Come together: 5 things to know about forming a virtual group in MIPS

The second year of the Merit-based Incentive Payment System (MIPS) has proposed new option for participation, with clinicians able to join together in “virtual groups” to report on MIPS performance measures.

Its inclusion in the proposed 2018 rule on the Medicare Access and CHIP Reauthorization Act (MACRA) payment tracks has been tentatively praised, but the actual process of forming these virtual groups provide some potential pitfalls for providers. In a presentation at the 2017 Medical Group Management Association (MGMA) conference in Anaheim, Calif., MGMA senior consultant Pam Ballou-Nelson, RN, MSPH, PhD, offered some tips on how small practices and solo practitioners can navigate this new option.

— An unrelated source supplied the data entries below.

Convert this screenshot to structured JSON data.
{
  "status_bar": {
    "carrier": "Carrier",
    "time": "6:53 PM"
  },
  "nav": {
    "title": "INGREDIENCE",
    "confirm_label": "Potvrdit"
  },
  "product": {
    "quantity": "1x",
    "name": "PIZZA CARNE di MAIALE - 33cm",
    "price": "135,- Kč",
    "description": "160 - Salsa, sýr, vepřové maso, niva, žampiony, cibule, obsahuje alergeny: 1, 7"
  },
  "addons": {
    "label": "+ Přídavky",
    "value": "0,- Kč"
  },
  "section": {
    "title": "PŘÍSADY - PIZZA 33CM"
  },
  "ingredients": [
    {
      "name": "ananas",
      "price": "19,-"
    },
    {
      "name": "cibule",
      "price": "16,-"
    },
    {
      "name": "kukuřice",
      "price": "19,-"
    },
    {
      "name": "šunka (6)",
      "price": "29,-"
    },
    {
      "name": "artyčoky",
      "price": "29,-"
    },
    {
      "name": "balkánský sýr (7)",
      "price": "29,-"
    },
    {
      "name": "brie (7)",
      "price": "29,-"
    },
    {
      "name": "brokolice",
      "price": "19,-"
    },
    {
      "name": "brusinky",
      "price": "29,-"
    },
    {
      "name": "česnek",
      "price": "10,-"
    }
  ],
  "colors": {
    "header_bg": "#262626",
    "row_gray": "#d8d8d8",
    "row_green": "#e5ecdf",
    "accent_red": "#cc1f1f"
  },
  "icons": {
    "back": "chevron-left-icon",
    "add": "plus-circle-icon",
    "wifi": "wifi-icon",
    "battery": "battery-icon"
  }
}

1. What makes a virtual group

Tax identification numbers (TINs) make up the basis of a virtual group. The group can consist of either two separate TINs associated with a solo practitioner TIN and a National Provider Identifier (NPI), a group of 10 or fewer MIPS-eligible clinicians and a solo practitioner or just a group of 10 or fewer MIPS-eligible clinicians.

Ballou-Nelson emphasized that all the NPIs under a TIN have to agree to participate in the virtual group. The groups don’t have to be connected geographically or by specialty. The agreement creating the group must be signed by each clinician, not by any other entity, such as an independent practice association. The group will then report on all MIPS measures as if they were under one TIN.

2. Once you’re in, you’re in, and the deadline is fast approaching

The virtual groups must elect this participation option before Dec. 1, according to the timeline laid out in the proposed rule. Several stakeholders, including the American College of Cardiology, have asked CMS to push up the election deadline until Jan. 1, 2018, to allow these virtual groups extra time to form.

What isn’t likely to change, according to Ballou-Nelson, is a clinicians’ level of participation once a group has been formed and the 2018 performance period has begun.

“If you enter into this and we put into your agreement between now and Dec. 1 and you start your virtual group in 2018, then that’s it, you have to stay within that virtual group," she said.

3. The low-volume thresholds still apply

An important caveat to the virtual group option is all the clinicians would have to already be meeting the requirements to participate in the program. Under the proposed rule, clinicians are exempt from MIPS participation if they bill less than $90,000 in Medicare Part B charges and treat fewer than 200 Medicare patients. If a clinician doesn’t meet that threshold, they can’t join a virtual group.

“It was first thought would help those practices that are in the low threshold categories join with another practice within the virtual group so they would have the upper level threshold requirements,” Ballou-Nelson said. “That is not the case.”

4. Participation is expected to be low

Some 65 percent of clinicians were already exempted from MIPS in 2017 before the low-volume thresholds would be raised. This would leave an even smaller pool of clinicians potentially interested in the virtual group option.

“The goal of CMS is about 20 groups for 2018,” Ballou-Nelson said. “It’s a kind of a testing period for them.”

5. Virtual groups could serve as precursor to forming an ACO

In the long term, those independent clinicians working together as virtual groups in 2018 could expand their partnership in 2019 and beyond, perhaps serving as a prelude to forming an accountable care organization (ACO), which could open possibilities to participate in MACRA’s Advanced Alternative Payment Models track.

“It gives them an opportunity to test this ability to test this ability to work together and collaborate over some quality measures, improvement activity measures and how you’re going to streamline data collection and technology efforts,” Ballou-Nelson said.